Bill e Hillary Clinton hanno annunciato che non ottempereranno a un mandato di comparizione che richiede una testimonianza al Congresso da parte dei due coniugi riguardo ai loro rapporti con Jeffrey Epstein, sferrando al contempo un attacco a Donald Trump. Ad agosto, la commissione di vigilanza della Camera, guidata dai Repubblicani, aveva citato in giudizio l’ex presidente e l’ex First Lady dopo l’annuncio di James Comer sulla decisione della commissione di esaminare la gestione da parte del governo del caso Epstein, condannato per reati sessuali e morto per suicidio mentre era attesa di processo, nel 2019.
In una lettera inviata a Comer, datata lunedì, gli avvocati dei Clinton hanno definito le citazioni in giudizio «invalide e legalmente inapplicabili, non legate a un valido scopo legislativo, ingiustificate perché non cercano informazioni pertinenti e una violazione senza precedenti della separazione dei poteri».
I Clinton non vogliono essere coinvolti nel caso Epstein
La richiesta di testimonianza «viola i limiti chiaramente definiti al potere investigativo del Congresso, stabiliti dalla Corte Suprema degli Stati Uniti», hanno scritto, aggiungendo che «è chiaro che le citazioni in giudizio stesse – e qualsiasi successivo tentativo di farle rispettare – non sono altro che uno stratagemma per mettere in imbarazzo i rivali politici, come ordinato dal Presidente Trump».
La citazione in giudizio di Bill Clinton gli imponeva di presentarsi per testimoniare entro martedì, quella di Hillary Clinton entro mercoledì.
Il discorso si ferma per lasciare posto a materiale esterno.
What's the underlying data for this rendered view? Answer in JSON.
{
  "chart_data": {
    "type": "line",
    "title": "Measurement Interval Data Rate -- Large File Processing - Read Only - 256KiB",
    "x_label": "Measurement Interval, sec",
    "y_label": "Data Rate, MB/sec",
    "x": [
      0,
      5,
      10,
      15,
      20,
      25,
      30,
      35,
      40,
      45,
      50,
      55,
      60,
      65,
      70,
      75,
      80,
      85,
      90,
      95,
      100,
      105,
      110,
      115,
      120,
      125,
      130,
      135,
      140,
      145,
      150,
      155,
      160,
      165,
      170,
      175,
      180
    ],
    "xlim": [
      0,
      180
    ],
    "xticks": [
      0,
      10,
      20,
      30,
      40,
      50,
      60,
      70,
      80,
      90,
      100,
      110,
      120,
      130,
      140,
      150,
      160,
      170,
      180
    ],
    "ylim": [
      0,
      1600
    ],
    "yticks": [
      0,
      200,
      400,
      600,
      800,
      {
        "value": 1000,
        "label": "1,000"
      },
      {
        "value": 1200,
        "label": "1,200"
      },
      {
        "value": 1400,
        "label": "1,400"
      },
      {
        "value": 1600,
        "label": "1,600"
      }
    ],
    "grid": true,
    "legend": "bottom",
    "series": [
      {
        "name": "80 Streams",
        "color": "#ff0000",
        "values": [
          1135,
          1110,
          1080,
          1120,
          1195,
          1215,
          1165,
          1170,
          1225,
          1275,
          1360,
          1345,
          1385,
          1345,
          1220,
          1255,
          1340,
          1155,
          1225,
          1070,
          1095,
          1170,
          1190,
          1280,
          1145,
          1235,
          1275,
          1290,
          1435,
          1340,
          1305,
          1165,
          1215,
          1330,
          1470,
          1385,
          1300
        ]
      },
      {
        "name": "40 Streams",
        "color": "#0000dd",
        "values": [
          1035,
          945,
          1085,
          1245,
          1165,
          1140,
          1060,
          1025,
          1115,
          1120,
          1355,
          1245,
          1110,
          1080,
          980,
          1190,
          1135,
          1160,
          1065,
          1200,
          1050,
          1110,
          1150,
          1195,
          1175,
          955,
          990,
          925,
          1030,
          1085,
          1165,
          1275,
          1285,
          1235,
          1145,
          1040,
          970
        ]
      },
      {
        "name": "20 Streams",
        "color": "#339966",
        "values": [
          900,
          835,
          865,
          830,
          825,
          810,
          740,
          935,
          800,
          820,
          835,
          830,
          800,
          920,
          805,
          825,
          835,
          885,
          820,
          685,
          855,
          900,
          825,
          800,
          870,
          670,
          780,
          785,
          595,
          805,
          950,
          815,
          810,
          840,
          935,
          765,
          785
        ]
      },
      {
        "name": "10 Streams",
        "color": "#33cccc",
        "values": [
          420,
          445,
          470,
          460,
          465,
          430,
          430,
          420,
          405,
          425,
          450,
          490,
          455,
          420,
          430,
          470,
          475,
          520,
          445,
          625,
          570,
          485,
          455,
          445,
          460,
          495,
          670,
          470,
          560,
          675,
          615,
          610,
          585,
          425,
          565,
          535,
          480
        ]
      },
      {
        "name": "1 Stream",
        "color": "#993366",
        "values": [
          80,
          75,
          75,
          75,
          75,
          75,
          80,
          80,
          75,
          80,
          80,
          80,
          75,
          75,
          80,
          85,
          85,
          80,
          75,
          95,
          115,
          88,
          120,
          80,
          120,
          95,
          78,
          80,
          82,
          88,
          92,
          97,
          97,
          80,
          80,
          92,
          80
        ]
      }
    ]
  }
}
Dopo il loro forfait, Comer ha dichiarato ai giornalisti al Campidoglio che la prossima settimana presenterà una richiesta di accusa per oltraggio alla corte. «Penso sia importante sottolineare che questa citazione è stata votata in modo bipartisan da questa commissione. Non è una questione che ho appena emesso in qualità di presidente della commissione», ha affermato. «Nessuno accusa Bill Clinton di alcun illecito. Abbiamo solo delle domande, ed è per questo che i Democratici hanno votato insieme ai Repubblicani per citare in giudizio Bill Clinton».
Bill e Hillary Clinton contro Trump
In una dichiarazione separata, i Clinton hanno attaccato l’acquiescenza dei repubblicani al programma del presidente, incluso il loro sostegno a un’applicazione rigorosa delle leggi sull’immigrazione, il recente omicidio di una cittadina statunitense in Minnesota da parte di un agente dell’Immigration and Customs Enforcement (ICE) e la grazia concessa da Trump agli insorti del 6 gennaio.
«Mettere in stallo il crudele programma dei repubblicani mentre vi impegnate di più per far passare un’accusa di oltraggio alla corte contro di noi di quanto abbiate fatto nelle vostre indagini l’anno scorso sarebbe il nostro contributo alla lotta contro questa follia», hanno scritto.
Clinton ed Epstein sono stati amici tra la fine degli anni Novanta e l’inizio degli anni Duemila, prima che il finanziere si dichiarasse colpevole nel 2008 delle accuse di adescamento alla prostituzione e di adescamento alla prostituzione con minorenni in Florida. L’ex presidente ha negato di essere a conoscenza dei crimini di quest’ultimo, e le vittime degli abusi non lo hanno mai accusato di illeciti.